Graphic design is a broad term. Essentially, it refers to the process of organising typography, symbols, and imagery to communicate a message. It touches diverse fields such as magazine layout, brand identity, posters and packaging. It’s an art, but graphic designers also need to be technically aware of printing processes, paper and online applications.
It’s a field that Wing Lau has a great talent for but he shares an equal amount of passion for it with his bikes and cycling.
Wing has just returned from a 977 km tour of Japan with a dozen-strong band of friends who call themselves the Slowpokes. Months in the planning, Wing utilised his graphic design skills to create an identity for the group, which was applied to jerseys, drink bottles, caps, stickers and a website.
Each of the guys took photographs and recorded them on Instagram with the hashtag #slowpokesdayout. As well as this, each rider was given a disposable film camera, which are still readily available in Japan, and those images will have been presented, by the time of publishing, in an exhibition at Sydney’s Rapha Cycle Club, along with mementos and souvenirs from the trip.
Wing was born and raised in Hong Kong and remembers his first bike as being the ubiquitous BMX that everyone had, which carried them from yard to yard and was the primary mode of transport for all the kids in the suburb.
After high school, he had the choice of moving to London or Sydney, both having similar travel costs, and chose Sydney because the university semester dates meant he would start studying his course in graphic design sooner.
He’s lived in Sydney ever since and his career has flourished. Wing’s admiration for typography and the way words and images fit together has earned him an award list that dates back to 2007, the most notable being a Judges Choice Award in 2014 from the New York Type Directors Club, conferred by master typographer Paul Sych.
Posters form a specialist category in graphic design and Wing has produced exceptional examples, most notably for Sydney’s kind of — gallery.
So what bikes does he ride? He has a penchant for those venerable Australian frame builders, the likes of Jim Bundy, Ken Evans and Kerry Hopkins.

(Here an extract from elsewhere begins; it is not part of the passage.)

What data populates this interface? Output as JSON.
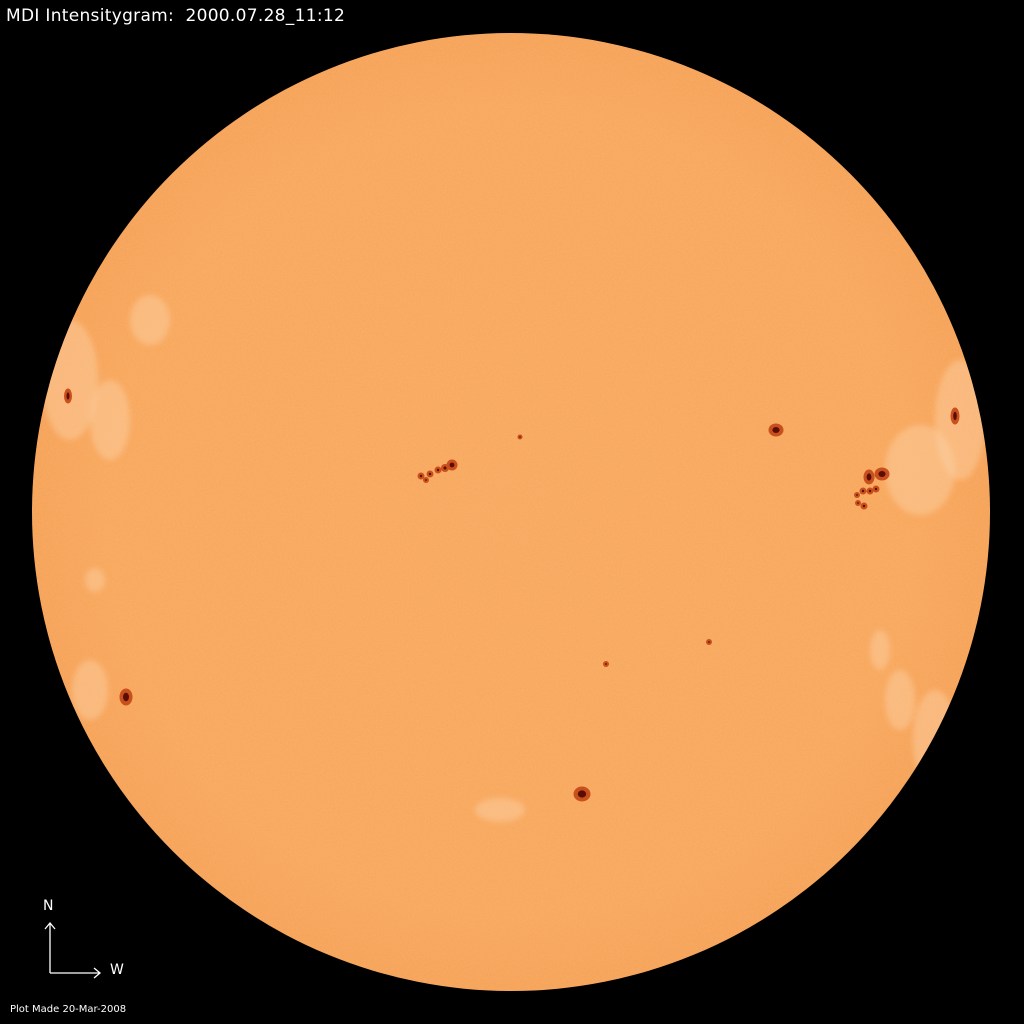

Hanging on his wall is a well-ridden Hopkins track bike with aerofoils behind the head tube and bottom bracket, which apparently used to belong to Sean Eadie – 2002 Sprint World Champion. It’s a beefed-up bike for a big bloke: Eadie, and his exceptionally prolific beard, was known around the track as Captain Haddock.

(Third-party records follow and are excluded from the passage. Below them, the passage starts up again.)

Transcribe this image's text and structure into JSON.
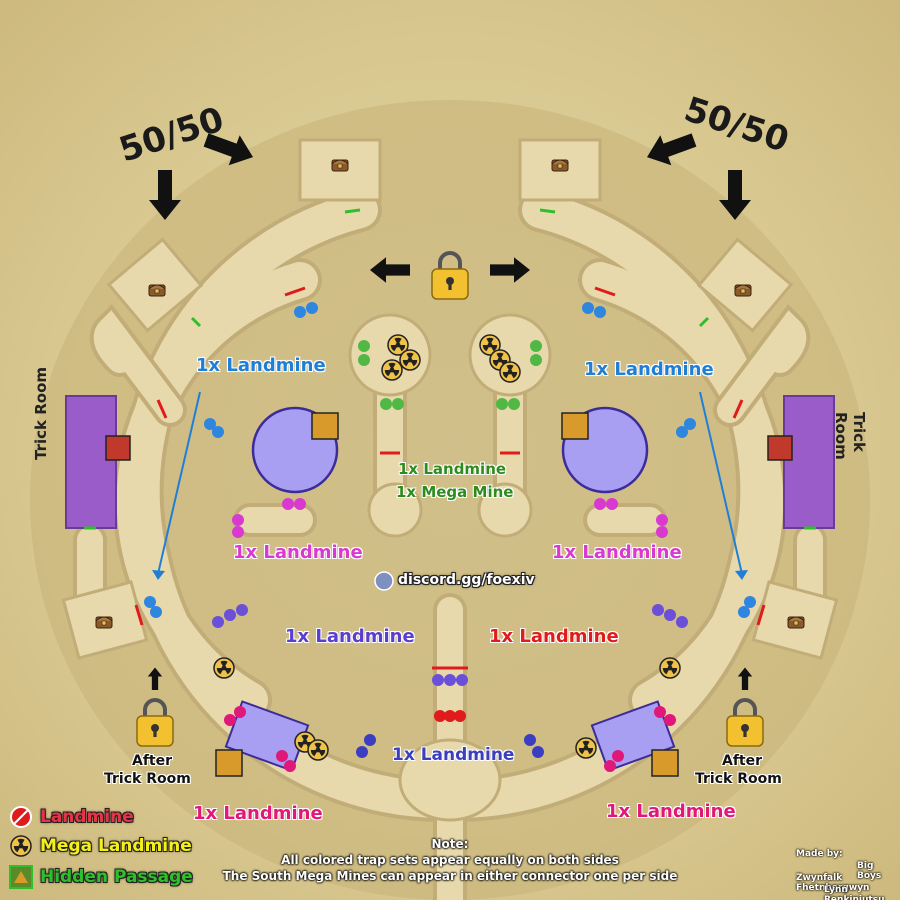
{
  "colors": {
    "floor": "#e8d9ac",
    "floor_edge": "#c9b57f",
    "trick_room": "#9a5cc8",
    "arena": "#a89ff2",
    "landmine_red": "#e01b1b",
    "blue_trap": "#2f86de",
    "pink_trap": "#d83ad0",
    "violet_trap": "#6a4fd8",
    "green_trap": "#52b845",
    "navy_trap": "#3b3fbf",
    "magenta_trap": "#e0187a"
  },
  "labels": {
    "fifty_left": "50/50",
    "fifty_right": "50/50",
    "blue_left": "1x Landmine",
    "blue_right": "1x Landmine",
    "green_center_1": "1x Landmine",
    "green_center_2": "1x Mega Mine",
    "pink_left": "1x Landmine",
    "pink_right": "1x Landmine",
    "violet_left": "1x  Landmine",
    "red_right": "1x  Landmine",
    "navy_bottom": "1x Landmine",
    "magenta_left": "1x Landmine",
    "magenta_right": "1x Landmine",
    "trick_room_left": "Trick Room",
    "trick_room_right": "Trick Room",
    "after_trick_left_1": "After",
    "after_trick_left_2": "Trick Room",
    "after_trick_right_1": "After",
    "after_trick_right_2": "Trick Room",
    "discord": "discord.gg/foexiv"
  },
  "legend": [
    {
      "icon": "landmine-icon",
      "label": "Landmine",
      "color": "#e8324a"
    },
    {
      "icon": "mega-landmine-icon",
      "label": "Mega Landmine",
      "color": "#f5f01c"
    },
    {
      "icon": "hidden-passage-icon",
      "label": "Hidden Passage",
      "color": "#2fbf2a"
    }
  ],
  "note": {
    "title": "Note:",
    "line1": "All colored trap sets appear equally on both sides",
    "line2": "The South Mega Mines can appear in either connector one per side"
  },
  "credits": {
    "made_by": "Made by:",
    "name1": "Big Boys",
    "name2": "Zwynfalk Fhetnborgwyn",
    "name3": "Lynn Renkinjutsu"
  }
}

Last year, Wing commissioned Jim Bundy and his son Peter to build him a road bike frame from oversized Columbus Spirit tubes with stainless Llewellyn lugs for both the frame and stem.

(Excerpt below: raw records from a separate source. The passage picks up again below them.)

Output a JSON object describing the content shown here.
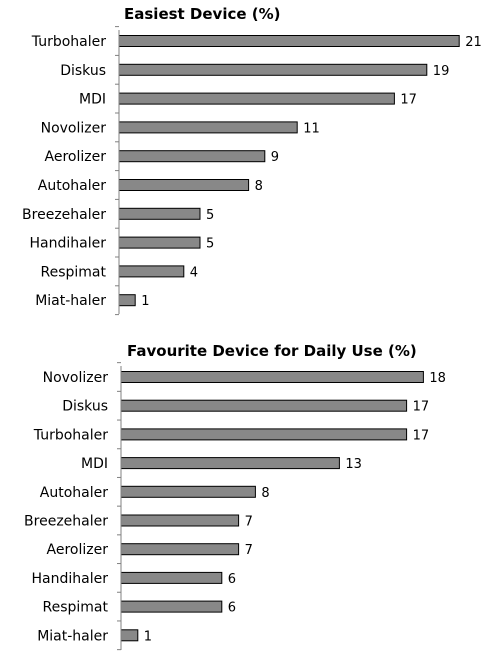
{
  "chart_data": [
    {
      "type": "bar",
      "orientation": "horizontal",
      "title": "Easiest Device (%)",
      "categories": [
        "Turbohaler",
        "Diskus",
        "MDI",
        "Novolizer",
        "Aerolizer",
        "Autohaler",
        "Breezehaler",
        "Handihaler",
        "Respimat",
        "Miat-haler"
      ],
      "values": [
        21,
        19,
        17,
        11,
        9,
        8,
        5,
        5,
        4,
        1
      ],
      "xlim": [
        0,
        21
      ],
      "grid": false,
      "bar_color": "#888888"
    },
    {
      "type": "bar",
      "orientation": "horizontal",
      "title": "Favourite Device for Daily Use (%)",
      "categories": [
        "Novolizer",
        "Diskus",
        "Turbohaler",
        "MDI",
        "Autohaler",
        "Breezehaler",
        "Aerolizer",
        "Handihaler",
        "Respimat",
        "Miat-haler"
      ],
      "values": [
        18,
        17,
        17,
        13,
        8,
        7,
        7,
        6,
        6,
        1
      ],
      "xlim": [
        0,
        18
      ],
      "grid": false,
      "bar_color": "#888888"
    }
  ]
}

It’s Wing’s pride and joy, assembled with Campagnolo’s superb Super Record drivetrain and finely machined brakes by ee Cycleworks. Peter built the wheels himself, hearkening back to that era when the frame builder was a one-stop shop.
Now that the Slowpokes tour is over, Wing is enjoying riding around more familiar routes, but he’s already cooking up new projects and pencilling out ideas for design briefs. It’s difficult to say what he’ll reveal next, but he’ll throw himself into it with an energy level of 110% given his personal motto is “Wing it ‘till you sing it”.